Weight-related knee-pain can also complicate attempts to lose weight by forming a vicious cycle: Physical activity can irritate knee pain, which then causes you to stop exercising. Without exercise or physical activity you are more likely to gain additional weight, which further aggravates your knee pain and prevents exercise. Learn about how to lose that extra weight at the Bon Secours Weight Loss Institute. - Rushing Back to Action
Physical rehabilitation and rest are two key components to recovering from any knee injury. Many patients are so eager to return to their sport or activity that they disregard doctor’s orders and try to use their knees before the injury has fully healed. This impatience can cause re-injury or incomplete healing. To avoid this, WebMD suggests that patients should work “with an orthopedic surgeon, a sports medicine physician, a physical therapist, an athletic trainer, or some combination of these pros, in order to ensure proper focus is placed on gradually strengthening the knees.” - Neglecting the ACL
Sports like soccer, basketball, volleyball, and football put a lot of strain on this important ligament. Women in particular are at risk for injury – at a rate of 2-8x more than men. To avoid tearing your ACL it’s important to incorporate neuromuscular training, which involves supervised practice in improving agility, leg strength, and jump-landing techniques, for better knee joint stability into your regular routine. Athletes of any age who play ACL risk-prone sports (like those listed above) should seek help from an athletic trainer or sports performance specialist to help avoid this debilitating injury.

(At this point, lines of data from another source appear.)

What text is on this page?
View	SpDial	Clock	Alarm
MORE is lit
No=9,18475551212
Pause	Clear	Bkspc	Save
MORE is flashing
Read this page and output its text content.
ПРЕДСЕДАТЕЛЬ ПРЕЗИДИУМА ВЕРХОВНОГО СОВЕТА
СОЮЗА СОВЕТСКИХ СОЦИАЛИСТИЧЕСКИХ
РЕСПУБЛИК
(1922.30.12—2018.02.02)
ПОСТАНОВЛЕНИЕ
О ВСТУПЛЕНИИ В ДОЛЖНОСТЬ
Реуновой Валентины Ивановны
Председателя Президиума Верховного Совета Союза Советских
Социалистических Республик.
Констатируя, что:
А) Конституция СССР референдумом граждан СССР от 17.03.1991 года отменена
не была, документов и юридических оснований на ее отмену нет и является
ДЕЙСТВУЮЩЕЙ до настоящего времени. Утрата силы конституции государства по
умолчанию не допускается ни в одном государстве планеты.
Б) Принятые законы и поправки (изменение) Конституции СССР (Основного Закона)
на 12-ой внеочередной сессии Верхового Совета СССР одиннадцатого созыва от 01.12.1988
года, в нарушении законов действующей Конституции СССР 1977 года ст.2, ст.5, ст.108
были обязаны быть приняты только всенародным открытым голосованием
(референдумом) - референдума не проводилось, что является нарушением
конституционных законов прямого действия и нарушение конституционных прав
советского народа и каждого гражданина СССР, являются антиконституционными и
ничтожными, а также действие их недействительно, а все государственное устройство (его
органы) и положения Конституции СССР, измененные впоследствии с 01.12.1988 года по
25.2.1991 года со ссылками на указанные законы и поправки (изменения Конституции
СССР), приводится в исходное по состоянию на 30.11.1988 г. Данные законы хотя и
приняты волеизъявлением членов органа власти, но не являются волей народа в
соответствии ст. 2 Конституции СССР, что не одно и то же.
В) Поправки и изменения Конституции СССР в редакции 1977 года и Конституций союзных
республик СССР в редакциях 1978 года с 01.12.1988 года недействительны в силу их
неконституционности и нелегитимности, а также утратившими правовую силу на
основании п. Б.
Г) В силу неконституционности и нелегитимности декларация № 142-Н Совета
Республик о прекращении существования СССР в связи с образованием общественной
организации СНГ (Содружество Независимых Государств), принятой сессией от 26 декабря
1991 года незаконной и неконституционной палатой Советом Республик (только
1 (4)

Sportsmetrics™ Injury Prevention is a six-week jump training program that incorporates stretching, plyometric exercises (training to increase speed and force of muscular contractions) and weight training to teach athletes proper techniques for jumping and landing. - Overdoing It
As hard as you push your body, it still needs time to recover between workouts. Many knee conditions, like tendonitis, are the result of overuse and overtraining. This doesn’t mean that athletes need to take every other day off, but those training hard should vary their workouts and follow “hard” training days with lighter ones to ensure the body has time to repair itself. - Overlooking Knee Muscles
The muscles surrounding your knee joint are essential to knee strength, flexibility, and stability. Strong quadricep and hamstring muscles help the knee absorb the shock of impact and protect it from a lot of the injuries.
The take-away? Educate yourself about knee health and knee injury prevention. Cross-training is important to developing joint strength and stability and should be incorporated in every exercise regimen. This is particularly true for young athletes; prevention now can spare you a painful ACL or joint replacement surgery down the road.